Anyways, I love a good contact sport, but my favorite things about contact sports typically involve the avoidance of contact.

The big hits are pretty fucking awesome too. But it's the player's ability to avoid contact that makes the times when contact is made so special. When you build the whole sport out of contact, it loses its luster a bit. Football stunk out loud before they opened up the game. It was so boring (and dangerous), that the President of the United States had to step in. Teddy Roosevelt got so fed up watching three-yards-and-a-cloud-of-broken-clavicles that he invented the forward pass (kind of). It saved the game of football.

I've got nothing against watching big jacked Australians run full speed at each other and knocking 5-10 years off their life. If I ever find myself in Sydney at the time of a Runnation event, and somebody happens to offer me free tickets, and I don't have any plans that night, and the event is within walking distance of my hotel, I'd surely attend. But I feel like the sport needs just one more element. It might behoove Runnation to give their competitors an option to throw in a juke. Not every time. But maybe at the start of each match, all the competitors draw numbers out of a hat, and one of them awarded a secret juke. At the start of every run, you have no idea if the angry screaming man sprinting at your face might step aside and send you flying out the side of the building reverse Kool-Aid Man style. 

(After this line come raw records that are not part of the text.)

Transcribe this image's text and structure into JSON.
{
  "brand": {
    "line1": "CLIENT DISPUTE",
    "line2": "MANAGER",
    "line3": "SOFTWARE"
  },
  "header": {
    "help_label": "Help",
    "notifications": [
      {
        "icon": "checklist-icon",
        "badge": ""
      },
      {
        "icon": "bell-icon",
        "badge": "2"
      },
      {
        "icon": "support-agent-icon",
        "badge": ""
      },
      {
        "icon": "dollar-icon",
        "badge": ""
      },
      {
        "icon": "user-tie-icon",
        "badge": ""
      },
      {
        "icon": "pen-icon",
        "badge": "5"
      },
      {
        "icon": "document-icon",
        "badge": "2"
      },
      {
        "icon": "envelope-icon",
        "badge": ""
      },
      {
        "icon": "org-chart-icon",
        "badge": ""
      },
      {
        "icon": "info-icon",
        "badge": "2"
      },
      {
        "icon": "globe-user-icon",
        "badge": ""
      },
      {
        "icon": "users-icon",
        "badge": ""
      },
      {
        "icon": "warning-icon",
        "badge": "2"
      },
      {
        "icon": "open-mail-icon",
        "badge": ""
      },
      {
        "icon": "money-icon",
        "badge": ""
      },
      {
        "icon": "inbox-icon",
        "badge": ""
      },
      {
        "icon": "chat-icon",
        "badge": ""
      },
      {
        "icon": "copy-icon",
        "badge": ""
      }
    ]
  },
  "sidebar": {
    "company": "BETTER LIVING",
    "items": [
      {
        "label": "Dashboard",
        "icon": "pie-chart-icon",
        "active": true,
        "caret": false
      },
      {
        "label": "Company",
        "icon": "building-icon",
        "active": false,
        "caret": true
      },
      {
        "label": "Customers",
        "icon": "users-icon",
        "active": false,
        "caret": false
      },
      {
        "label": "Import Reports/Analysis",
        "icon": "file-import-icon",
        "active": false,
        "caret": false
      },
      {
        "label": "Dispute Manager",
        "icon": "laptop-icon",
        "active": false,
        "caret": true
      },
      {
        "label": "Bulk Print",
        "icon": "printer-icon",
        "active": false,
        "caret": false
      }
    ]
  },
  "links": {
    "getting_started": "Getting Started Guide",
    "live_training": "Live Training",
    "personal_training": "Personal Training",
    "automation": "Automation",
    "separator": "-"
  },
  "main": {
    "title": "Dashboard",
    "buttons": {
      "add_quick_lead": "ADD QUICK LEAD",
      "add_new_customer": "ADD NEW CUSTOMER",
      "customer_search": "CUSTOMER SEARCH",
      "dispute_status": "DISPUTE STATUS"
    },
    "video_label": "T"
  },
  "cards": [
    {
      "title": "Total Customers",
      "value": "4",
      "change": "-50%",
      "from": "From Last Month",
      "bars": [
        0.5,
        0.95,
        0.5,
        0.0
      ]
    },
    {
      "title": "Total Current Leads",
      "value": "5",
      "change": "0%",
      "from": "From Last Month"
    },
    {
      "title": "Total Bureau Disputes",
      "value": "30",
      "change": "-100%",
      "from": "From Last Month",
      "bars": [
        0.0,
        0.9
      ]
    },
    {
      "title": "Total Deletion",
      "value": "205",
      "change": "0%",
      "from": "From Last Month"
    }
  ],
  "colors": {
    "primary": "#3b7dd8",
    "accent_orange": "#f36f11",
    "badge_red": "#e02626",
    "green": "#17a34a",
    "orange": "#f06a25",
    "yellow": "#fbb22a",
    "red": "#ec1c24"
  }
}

Or go barreling directly into the face of whoever filmed this.

Good stuff though, Australia. I like where their heads are at. Runnation to football (or rugby) is kinda like Power Slap is to the UFC. They take one of the best parts of their sport (full speed head-on collisions… or getting clocked in the face) and make an entire new sport out of it. And maybe I'm wrong. Maybe they don't need another element for the sport to have legs. Maybe it's only a matter of time before Dana White buys Runnation for millions of dollars and turns it into the sport of the future. I bet Dana's already kicking himself that he didn't think of it first.